When Alexander Taffel retired as principal in 1978, the chairman of the Biological Science Department, Milton Kopelman, became Principal.[25] He remained so for over ten years. Upon Principal Kopelman's retirement in 1990, long-time faculty member and Biology Assistant Principal Vincent Galasso became principal. He was followed by Physical Science Department Assistant Principal Stanley Blumenstein, a 1963 graduate of Bronx Science.
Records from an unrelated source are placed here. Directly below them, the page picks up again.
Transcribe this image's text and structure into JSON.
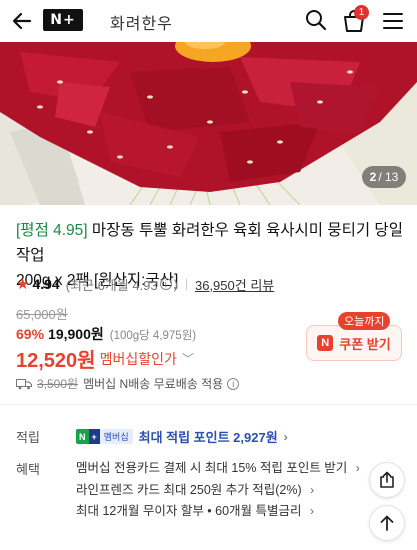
{
  "header": {
    "brand_badge": "N+",
    "brand_name": "화려한우",
    "cart_count": "1"
  },
  "gallery": {
    "current": "2",
    "total": "/ 13"
  },
  "product": {
    "title_tag": "[평점 4.95]",
    "title_line1": " 마장동 투뿔 화려한우 육회 육사시미 뭉티기 당일작업",
    "title_line2": "200g x 2팩 [원산지:국산]"
  },
  "rating": {
    "score": "4.94",
    "recent": "(최근 6개월 4.93",
    "recent_close": ")",
    "reviews": "36,950건 리뷰",
    "star_color": "#e8422f"
  },
  "price": {
    "original": "65,000원",
    "discount_pct": "69%",
    "discount_price": "19,900원",
    "unit_price": "(100g당 4,975원)",
    "member_price": "12,520원",
    "member_label": "멤버십할인가"
  },
  "coupon": {
    "tag": "오늘까지",
    "label": "쿠폰 받기",
    "icon": "N"
  },
  "shipping": {
    "original_fee": "3,500원",
    "text": "멤버십 N배송 무료배송 적용"
  },
  "points": {
    "label": "적립",
    "badge_n": "N",
    "badge_plus": "+",
    "badge_text": "멤버십",
    "text": "최대 적립 포인트 2,927원"
  },
  "benefits": {
    "label": "혜택",
    "items": [
      "멤버십 전용카드 결제 시 최대 15% 적립 포인트 받기",
      "라인프렌즈 카드 최대 250원 추가 적립(2%)",
      "최대 12개월 무이자 할부 • 60개월 특별금리"
    ]
  },
  "colors": {
    "accent": "#e8422f",
    "points_blue": "#2a4fb0",
    "title_tag": "#1a8a4a"
  }
}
In 2000 William Stark, an assistant principal of the Social Studies Department, was appointed acting principal. He was expected to move up to the principal's office, when Chancellor Harold O. Levy decided to try to find a Nobel laureate to become principal.[26] However, when that effort failed, Stark was still not offered the job as principal. Stark said that if he wasn't officially offered the job by a certain date, he would take another position being offered to him elsewhere. When the deadline came and went, Stark accepted a job as principal of Manhasset High School. Many faculty and parents were upset that Stark was not appointed in a timely way and thus had left the school; Vincent Galasso agreed to an interim appointment for one term in 2001.
 
After Levy's unsuccessful attempt to appoint a Nobel laureate, Valerie J. Reidy, Assistant Principal of the Biology Department, was appointed principal in September 2001; she was the first female principal in the school's history. Reidy has been a controversial figure, and several teachers[who?] left the school in response to her becoming principal. Some teachers[who?] have openly criticized her to newspapers and some students staged protests in 2005 and 2008.[26][27][28] There was also a substantial exodus of social studies teachers at the end of the 2010–2011 term, reportedly due to problems with the administration.